I thought about the night on the town Trent and I had planned in celebration. The Divorcement Party I’d scheduled for Saturday night. None of it was going to happen. Rick was still causing problems, still controlling my life.

I stomped to one side of the room then back to the other, cursing with vehemence and sincerity. “Damn it, damn it, damn it! I knew it! That sorry, worthless, no-good—”

My cell phone began to play George Strait’s Blue Clear Sky, Trent’s ringtone.

“I’m sorry.” I strode over to my purse and pulled out the phone to shut it off and send the call straight to voice mail, but then decided maybe I should answer and tell Trent I’d return his call in a couple of minutes. There was no reason for me to stay in Jason’s office any longer. We weren’t going to do business that day.

“Hi, Trent. Can I call you right back?”

“No.”

“No?”

“I need to talk to you right now. I wanted you to hear this from me before you see it on television.”

On television? No good news ever got reported on television. “Okay, fine, hang on and let me say good-bye to Jason. I’m just leaving my attorney's office. Rick was a no show.”

“I know.”

“You do?” Fred was the one who always knew things.
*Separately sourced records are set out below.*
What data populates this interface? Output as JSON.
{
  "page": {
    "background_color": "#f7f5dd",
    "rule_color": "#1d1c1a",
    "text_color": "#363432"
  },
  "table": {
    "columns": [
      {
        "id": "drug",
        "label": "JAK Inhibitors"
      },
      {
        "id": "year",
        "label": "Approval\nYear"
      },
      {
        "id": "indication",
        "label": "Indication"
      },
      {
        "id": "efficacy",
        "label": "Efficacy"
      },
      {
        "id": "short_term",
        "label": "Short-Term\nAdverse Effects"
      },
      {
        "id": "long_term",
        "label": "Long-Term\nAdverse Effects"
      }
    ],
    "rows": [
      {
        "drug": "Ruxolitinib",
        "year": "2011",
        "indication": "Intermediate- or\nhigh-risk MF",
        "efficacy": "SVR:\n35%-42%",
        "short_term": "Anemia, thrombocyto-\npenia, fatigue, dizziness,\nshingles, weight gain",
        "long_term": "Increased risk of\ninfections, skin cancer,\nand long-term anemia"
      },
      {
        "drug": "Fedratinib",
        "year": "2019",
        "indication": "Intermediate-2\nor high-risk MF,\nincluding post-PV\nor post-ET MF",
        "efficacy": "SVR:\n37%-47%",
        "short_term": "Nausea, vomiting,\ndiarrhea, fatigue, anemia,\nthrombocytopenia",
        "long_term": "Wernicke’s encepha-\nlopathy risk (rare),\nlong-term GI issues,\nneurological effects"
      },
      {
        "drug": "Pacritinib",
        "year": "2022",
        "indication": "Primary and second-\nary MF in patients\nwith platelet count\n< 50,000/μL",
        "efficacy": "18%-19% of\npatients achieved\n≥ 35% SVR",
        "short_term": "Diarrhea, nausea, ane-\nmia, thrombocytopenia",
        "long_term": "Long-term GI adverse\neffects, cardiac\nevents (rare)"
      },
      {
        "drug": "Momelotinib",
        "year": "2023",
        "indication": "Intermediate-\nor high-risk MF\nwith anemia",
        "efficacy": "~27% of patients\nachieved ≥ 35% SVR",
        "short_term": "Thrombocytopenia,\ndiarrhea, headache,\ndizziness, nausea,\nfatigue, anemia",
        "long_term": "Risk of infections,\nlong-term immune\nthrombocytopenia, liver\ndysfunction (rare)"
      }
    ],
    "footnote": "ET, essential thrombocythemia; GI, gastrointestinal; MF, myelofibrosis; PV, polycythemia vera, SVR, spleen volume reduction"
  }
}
Apparently Trent had just developed psychic abilities too.

“There’s been an accident.”

My insides went cold at that sentence, and I sank back down into my chair. The cops on TV said those words when they came to tell a family about a death. Images of the people I cared about most whirled through my mind. My parents, Fred, Paula, Zach, Henry… “What kind of accident? Who?”

He paused for what seemed like an hour but was probably closer to a second. “It’s Rick. There was an explosion. His car was blown up in his driveway.”

I frowned, relieved and puzzled. That explained why he hadn’t shown up for our meeting. He’d have trouble driving if his car exploded. “An accident? Rick’s a terrible mechanic, but blowing up his own car seems like quite a feat even for him.”

“He didn’t blow it up. Somebody else did. Lindsay, you need to come down to the station.”

“Why? Are you craving my chocolate chip cookies?” I was grasping at straws. I could tell from the somber tone of his voice that he wasn’t trying to wheedle cookies.

“We need to ask you some questions.” He paused again, and I could hear him draw in a deep breath. “Rick was in the car when it blew up. Lindsay, Rick’s dead.”